Curing an Unproductive Congress

In the final chapter of Haskell’s book, he proposes readjusting the balance between the legislative and representative roles of members of Congress. Essentially, members should spend more time in Washington, working on policy. Earlier chapters describe the dominance of the representative role and suggest this solution is impossible. If the main focus for members of Congress is reelection, as Haskell suggests earlier, then is it reasonable to think a rebalancing of representative and legislative priorities can take place? 
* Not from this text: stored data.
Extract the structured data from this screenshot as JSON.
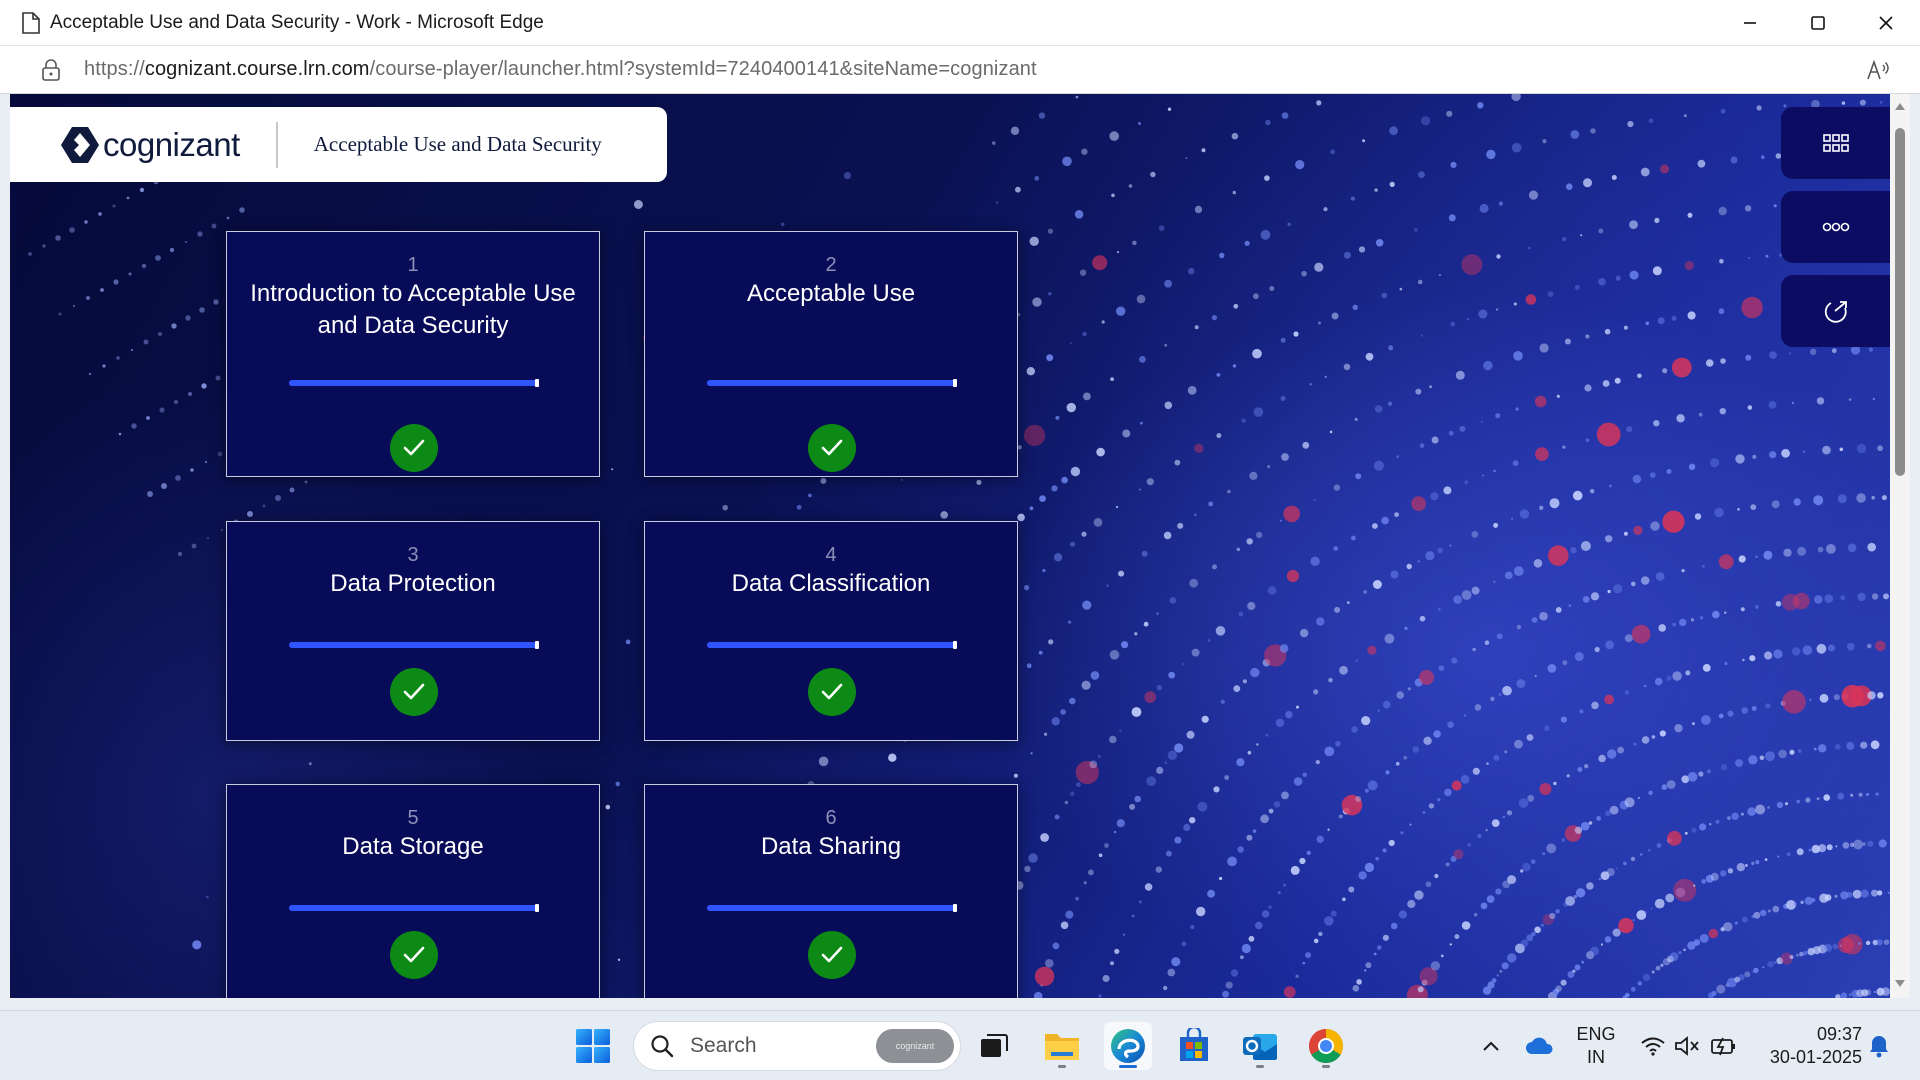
{
  "window": {
    "title": "Acceptable Use and Data Security - Work - Microsoft Edge"
  },
  "address_bar": {
    "url_prefix": "https://",
    "url_host": "cognizant.course.lrn.com",
    "url_rest": "/course-player/launcher.html?systemId=7240400141&siteName=cognizant"
  },
  "brand": {
    "logo_text": "cognizant",
    "course_title": "Acceptable Use and Data Security"
  },
  "modules": [
    {
      "number": "1",
      "title": "Introduction to Acceptable Use and Data Security",
      "progress": 1.0,
      "completed": true
    },
    {
      "number": "2",
      "title": "Acceptable Use",
      "progress": 1.0,
      "completed": true
    },
    {
      "number": "3",
      "title": "Data Protection",
      "progress": 1.0,
      "completed": true
    },
    {
      "number": "4",
      "title": "Data Classification",
      "progress": 1.0,
      "completed": true
    },
    {
      "number": "5",
      "title": "Data Storage",
      "progress": 1.0,
      "completed": true
    },
    {
      "number": "6",
      "title": "Data Sharing",
      "progress": 1.0,
      "completed": true
    }
  ],
  "side_menu": [
    {
      "icon": "grid-menu-icon"
    },
    {
      "icon": "more-options-icon"
    },
    {
      "icon": "exit-icon"
    }
  ],
  "taskbar": {
    "search_placeholder": "Search",
    "search_pill": "cognizant",
    "apps": [
      "windows-start-icon",
      "file-explorer-icon",
      "edge-icon",
      "microsoft-store-icon",
      "outlook-icon",
      "chrome-icon"
    ],
    "lang_line1": "ENG",
    "lang_line2": "IN",
    "time": "09:37",
    "date": "30-01-2025"
  },
  "colors": {
    "card_bg": "#080b57",
    "progress": "#2f55ff",
    "check": "#0c8a15",
    "brand_text": "#0f1a3c"
  }
}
Furthermore, would spending more time in Washington solve the problem? Haskell also notes limitations imposed by congressional partisanship, which seems to overshadow "time spent in Washington" in conversations about congressional productivity.

Brookings and AEI’s “Vital Statistics on Congress Report” compares the amount of time Congress actually spends in session from the 80th Congress to the 113th Congress. Including data from the second session of the 113th Congress, the Senate was in session 292 days and 2,003 hours. Since 1947, the Senate averaged 316 days and 2,186 hours in session. The House was in session 295 days and 1,473 hours in the 113th Congress. The number of days in session in the House is over the average of 290 days, but the number of hours is just under the average of 1,630 hours.

These differences appear marginal, which suggests spending more time in session may not be the cure-all solution to increasing congressional productivity. To what extent would reprioritizing the legislative role for members of Congress increase congressional productivity? Is intense partisanship really at the heart of the problem?